Mariëtte Haveman
Drie maanden geleden verscheen Chatwins laatste boek: Utz, dat genomineerd werd voor de Booker Prize. Utz kreeg de Booker Prize niet, maar de nominatie was wel gerechtvaardigd. Misschien was het boek te bescheiden: een mooi, zorgvuldig gecomponeerd sprookje met een moraal, over de porseleinverzamelaar Kaspar Joachim Utz die de Sovjetinval in Tsjechoslowakije doorstond in zijn Praagse tweekamerflat tussen spiegelkasten vol glanzend Meissen en zo de grillige kanten van het leven buiten de deur trachtte te houden, wat maar ten dele lukte. Utz is bij zijn leven een raadselachtige puzzel, waarvan de stukken in de loop van het boek in elkaar worden gelegd door de ik-figuur, een Amerikaanse journalist. Het verhaal heeft, zoals de mooiste van Chatwins boeken, het karakter van een oud schilderij, vol boven, onder en naast elkaar gerangschikte gebeurtenissen en taferelen, waarin ook het wat schematische beeld van Utz op verschillende plaatsen terugkeert. Maar hoe realistisch is dat beeld? De waarheid blijkt pas na zijn dood en die is heel anders. Het schilderij blijkt een verzinsel, hoe voorzichtig het ook is opgebouwd. De moraal is dat de kunst en het leven elkaar nooit helemaal raken, ook al dragen ze elkaar en kunnen ze niet zonder elkaar.

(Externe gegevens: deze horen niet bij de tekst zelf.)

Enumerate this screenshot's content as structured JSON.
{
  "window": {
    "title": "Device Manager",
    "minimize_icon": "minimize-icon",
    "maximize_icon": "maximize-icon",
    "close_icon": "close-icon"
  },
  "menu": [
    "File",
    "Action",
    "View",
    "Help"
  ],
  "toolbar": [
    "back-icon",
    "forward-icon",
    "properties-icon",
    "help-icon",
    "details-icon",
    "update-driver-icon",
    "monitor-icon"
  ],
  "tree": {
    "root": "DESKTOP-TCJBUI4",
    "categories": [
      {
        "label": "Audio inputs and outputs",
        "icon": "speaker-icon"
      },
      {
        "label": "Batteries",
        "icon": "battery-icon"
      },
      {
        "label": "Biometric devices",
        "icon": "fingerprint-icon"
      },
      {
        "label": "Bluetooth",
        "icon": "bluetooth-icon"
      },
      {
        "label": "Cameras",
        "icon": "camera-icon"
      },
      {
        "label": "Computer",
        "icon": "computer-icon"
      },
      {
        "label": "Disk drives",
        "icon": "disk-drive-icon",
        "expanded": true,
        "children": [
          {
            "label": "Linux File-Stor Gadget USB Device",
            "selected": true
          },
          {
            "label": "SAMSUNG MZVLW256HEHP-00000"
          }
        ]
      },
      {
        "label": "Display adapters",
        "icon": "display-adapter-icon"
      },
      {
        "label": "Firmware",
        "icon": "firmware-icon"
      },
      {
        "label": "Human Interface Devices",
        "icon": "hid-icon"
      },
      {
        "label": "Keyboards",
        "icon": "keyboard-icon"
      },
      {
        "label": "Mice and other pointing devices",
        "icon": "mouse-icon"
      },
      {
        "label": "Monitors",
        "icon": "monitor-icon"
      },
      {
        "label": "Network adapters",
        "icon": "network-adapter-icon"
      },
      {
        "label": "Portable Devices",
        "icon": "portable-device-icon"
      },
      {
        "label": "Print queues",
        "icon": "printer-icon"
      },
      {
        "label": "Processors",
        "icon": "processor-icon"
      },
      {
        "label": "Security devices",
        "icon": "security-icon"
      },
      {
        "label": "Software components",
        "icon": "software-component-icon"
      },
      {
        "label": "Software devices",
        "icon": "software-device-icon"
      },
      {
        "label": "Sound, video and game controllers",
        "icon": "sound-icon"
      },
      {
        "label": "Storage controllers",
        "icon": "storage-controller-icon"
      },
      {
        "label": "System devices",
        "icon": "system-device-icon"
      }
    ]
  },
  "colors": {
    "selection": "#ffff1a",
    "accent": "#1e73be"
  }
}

De combinatie van kunst en leven, fictie en non-fictie bepaalt het kernprobleem in Chatwins oeuvre, met uitzondering van Up the Black Hill (De zwarte heuvel, 1982), dat puur op verzinsel berust. In Patagonia (In Patagonië, 1977) heeft de vorm van een raamvertelling voor een collectie sterke verhalen, waarvan het mooiste is dat ze waar gebeurd zijn. Het perspectief is autobiografisch, maar eigenlijk is het een geschiedenis van allen die hem voorgingen in de ontdekking van en fascinatie voor Patagonië. The Viceroy of Ouidah (De onderkoning van Ouida, 1980) was aanvankelijk bedoeld als een biografie, maar nam de vorm aan van een verhaal. The Songlines (De gezongen aarde, 1987) is samengesteld uit een losse combinatie van autobiografie, verhaal en filosofische beschouwing, onderverdeeld in gescheiden compartimenten die worden verbonden door een algemene theorie over het nomadisme. Utz ten slotte gaat over de manier waarop fictie en werkelijkheid zich tot elkaar verhouden en de speciale betekenis die Chatwin daaraan verbindt.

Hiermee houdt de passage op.